地球の環境問題に取り組むクリーンテック系スタートアップ


スタートアップというと「ユーザーの課題を見つけてそれを解決するソリューションを提供する」ことが大前提にあります。それをビジネスモデル・キャンバスやリーンダイアグラムといったフレームワークに落としこんで、いろいろブラッシュアップをしていきますが、”ユーザー”が人ではなく”地球”だった場合どうなるのでしょう? 事実、再生可能エネルギーの問題や温暖化など、地球の環境問題は深刻です。こうした地球の課題解決に取り組む、クリーンテック系のスタートアップをまとめてみました。

水使用を効率化するセンサー「SenSprout」

日本で開発されたSenSproutは農業の現場で使われるセンサー。葉っぱの形をした部分や土にさした部分にセンサーが使われていて、雨量や土の中の水分量がわかります。SenSproutと連携するアプリにその情報が送られ、農家の人は水の散布量を調整できるという仕組みです。これが普及すれば、地球の大切な資源でもある水を節約することができます。いまはまだ実証実験中とのこと。発売が楽しみです。

SenSprout

◎ SenSprout
http://www.sensprout.com/

電力のムダを見える化「Energy Literacy Platform」

Sassorが事業者向けに展開しているのが「Energy Literacy Platform」。 店舗の分電盤にクリップ型のセンサーを設置するだけで、電気の消費量がWeb上で確認することができます。どこの電気が無駄遣いされているかリアルタイムで見ることができるので、光熱費の削減に役立ちます。

Sassor

◎ Sassor|Energy Literacy Platform
http://biz.sassor.com/

ポータブルソーラー「mPowerpad 2」

mPowerpad 2は、シンガポールの会社が開発した、携帯できる小型のソーラーパネル。重さは約700g。スマートフォンであれば、17時間の太陽光充電で約7回充電ができるそう。懐中電灯やFMラジオ等の付属機能が充実しているので災害にも役立ちそうです。約2万4千円で、楽天でも購入できます。

mPowerpad

◎ Third Wave Power
http://thirdwavepower.com/

スマホスマホのGPSで空調を自動調整「tado」

Tadoは、スマートフォンのGPS情報を利用した空調管理デバイス。小型のデバイスを壁につけるだけで、スマートフォンの位置情報から住人の居場所を把握して、空調を自動調整してくれます。外出したら、空調をOFFにするのはもちろん、帰宅時は家に近づいてくるのを察知して温度を上げてくれます。この仕組みで光熱費を平均60%カットできるそうです。

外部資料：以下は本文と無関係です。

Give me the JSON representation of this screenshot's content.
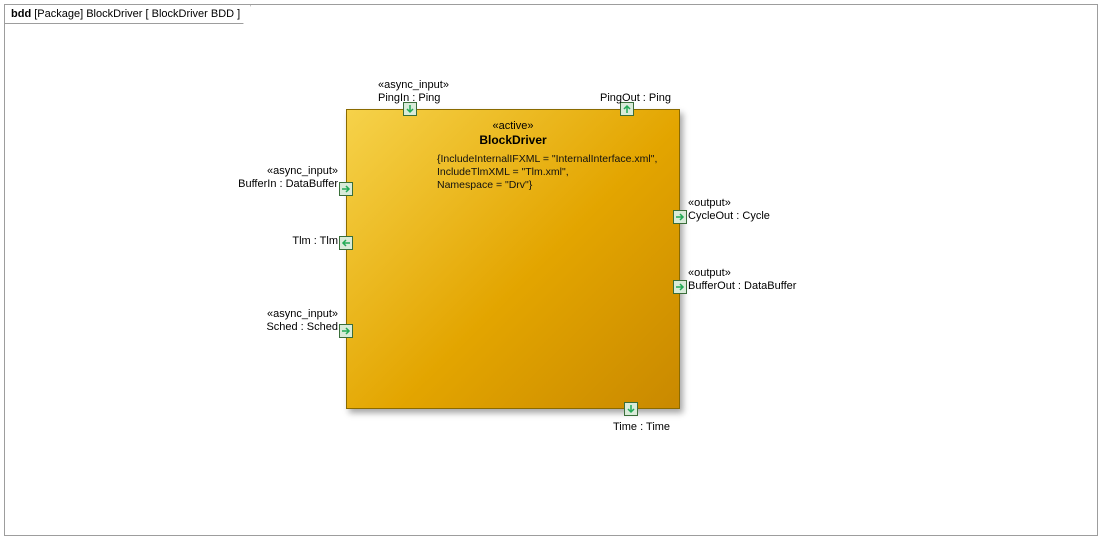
{
  "frame": {
    "kind_bold": "bdd",
    "kind_rest": " [Package] BlockDriver [ BlockDriver BDD ]"
  },
  "block": {
    "stereotype": "«active»",
    "name": "BlockDriver",
    "props_line1": "{IncludeInternalIFXML = \"InternalInterface.xml\",",
    "props_line2": "IncludeTlmXML = \"Tlm.xml\",",
    "props_line3": "Namespace = \"Drv\"}"
  },
  "ports": {
    "pingIn": {
      "stereo": "«async_input»",
      "label": "PingIn : Ping"
    },
    "pingOut": {
      "stereo": "",
      "label": "PingOut : Ping"
    },
    "bufferIn": {
      "stereo": "«async_input»",
      "label": "BufferIn : DataBuffer"
    },
    "tlm": {
      "stereo": "",
      "label": "Tlm : Tlm"
    },
    "sched": {
      "stereo": "«async_input»",
      "label": "Sched : Sched"
    },
    "cycleOut": {
      "stereo": "«output»",
      "label": "CycleOut : Cycle"
    },
    "bufferOut": {
      "stereo": "«output»",
      "label": "BufferOut : DataBuffer"
    },
    "time": {
      "stereo": "",
      "label": "Time : Time"
    }
  }
}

tadoは、249ユーロ(約33,00円)で購入可能です。

tado

◎ tado
https://www.tado.com/de-en/

製品の安全性を確認できる次世代スキャナー SCiO

クリーンテックとは少しずれてしまいますが、SCiO(サイオ)は、食材や衣服などモノにかざすと、その成分やカロリーがスマホで見ることができるサービス。2014年にKickstarterで276万ドルを調達し、294ドルで予約を受け付けています。これが日常的になれば、安全な食品や製品を選択することができるので、それを生産するメーカーもより安全な製品を作る意識が生まれると思います。

SCiO

◎ SCiO
https://www.consumerphysics.com/myscio/

まとめ

海外には、今回ご紹介した以外にも、多くのクリーンテックなスタートアップがありました。それに比べて日本のスタートアップはまだまだ少ないのが現状のようです。ブレークスルーパートナーズの赤羽雄二さんのスライド資料「クリーンテックベンチャーの最新状況と今後の取り組み」によると、日本には大企業から独立する技術者や大規模な投資をする投資家が少ないこともあり、海外に比べるとクリーンテック系のベンチャーやスタートアップが生まれにくいそうです。私自身この分野の必要性は感じるものの、まだまだ知識が足りないので、もう少し勉強をしてみたいと思います。